In those with a black majority, the average property value was 478% lower.
According to a real estate broker who preferred not to give his name, "the market is now extremely hot." There is high demand for little supply, which encourages landlords to ditch their tenants to sell the property.
This is what happened to residents of the Paradise Park mobile home park in the Allapattah area, who recently received an eviction notice because the land has been sold to a company planning to build on it.
Davalyn Suárez, a lawyer representing the tenant association, told NBC that "this is happening too often and affordable housing is increasingly scarce."
"The trend is that they buy the land where the mobile homes are and they build apartment buildings, which they can rent to more people and for more money."
And many of those lands where low-income residents live are in areas that have become more desirable precisely because they are not on the coast and are less vulnerable to rising sea levels, a serious problem that Miami will face for decades to come.

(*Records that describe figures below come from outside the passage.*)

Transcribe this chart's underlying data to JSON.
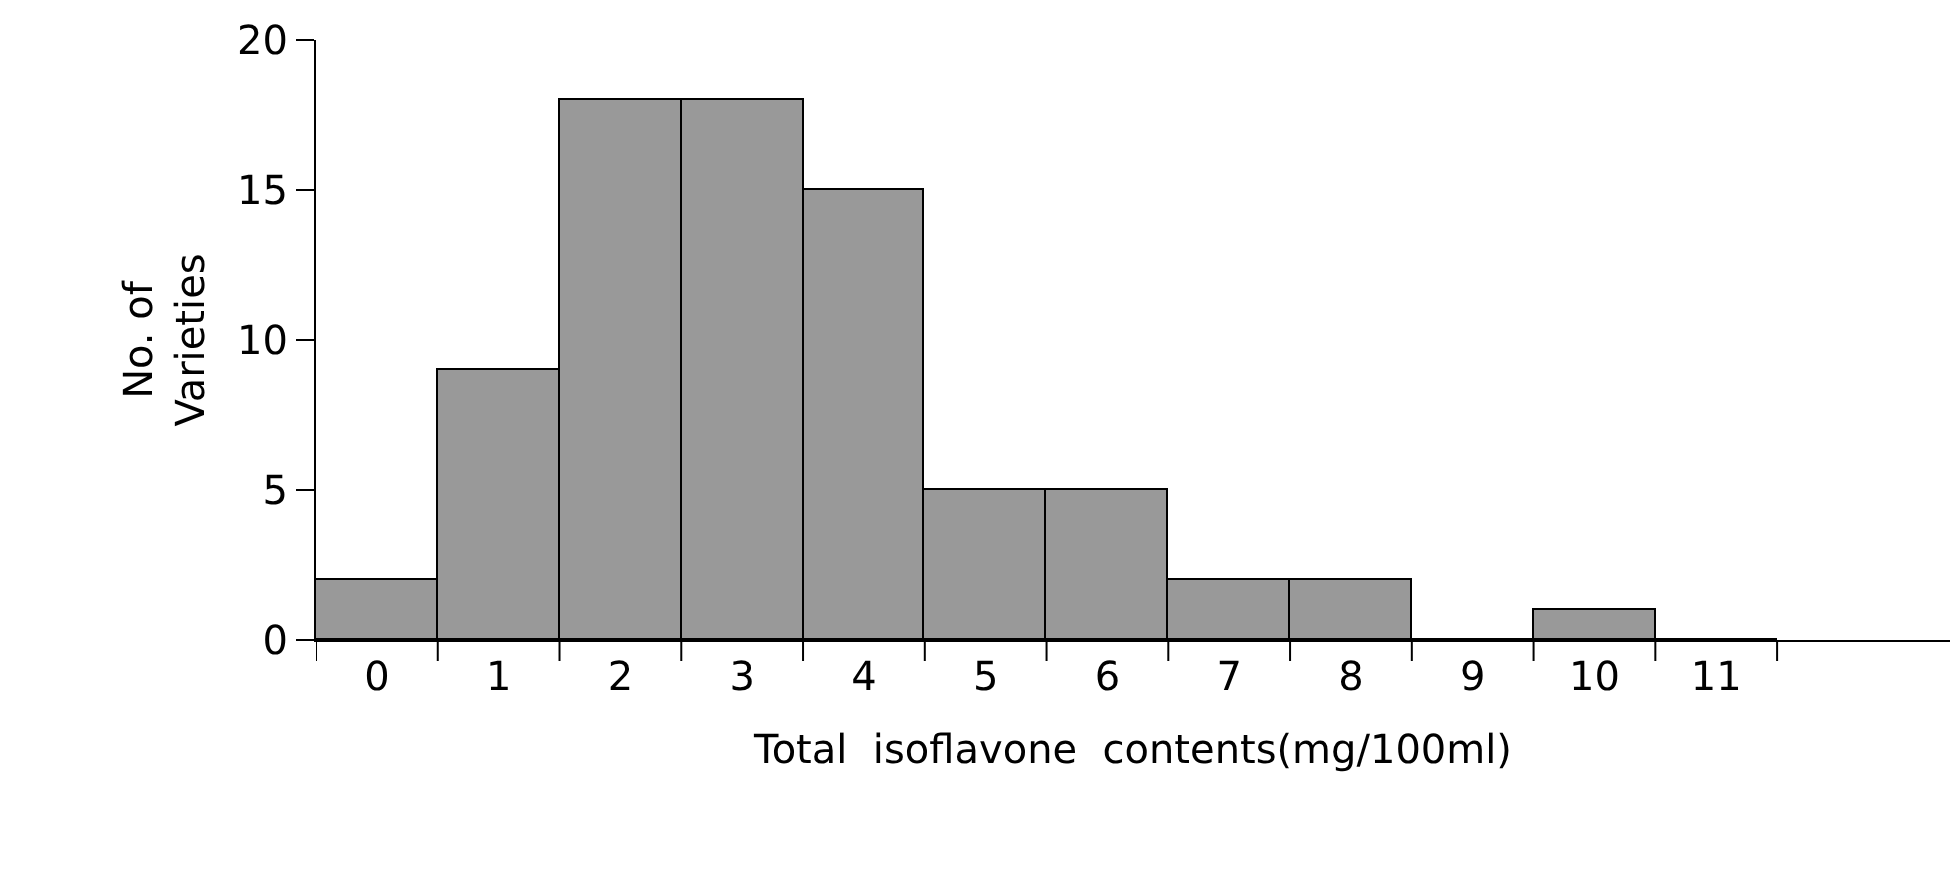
{
  "chart_data": {
    "type": "bar",
    "xlabel": "Total  isoflavone  contents(mg/100ml)",
    "ylabel": "No. of\nVarieties",
    "categories": [
      "0",
      "1",
      "2",
      "3",
      "4",
      "5",
      "6",
      "7",
      "8",
      "9",
      "10",
      "11"
    ],
    "values": [
      2,
      9,
      18,
      18,
      15,
      5,
      5,
      2,
      2,
      0,
      1,
      0
    ],
    "color": "#999999",
    "ylim": [
      0,
      20
    ],
    "yticks": [
      0,
      5,
      10,
      15,
      20
    ]
  }
}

Rebecca Danta, from Miami Angels, believes that the influx of new residents with more purchasing power could be the solution to some of the problems posed by this phenomenon.
"We know that in places like New York and the San Francisco Ba y, which had a boom in the tech economy, that has created huge income gaps and as early as 2013 Miami had one of the largest differences between the cost of living and the cost of living. middle income. One of the ways to face this problem is by generating better paid jobs and the sector that does that is technology. "
Whatever the outcome, Danta does not believe that the fever to live and invest in Miami will die down in the short term: "This is here to stay and Miami is going to be a relevant place for many years."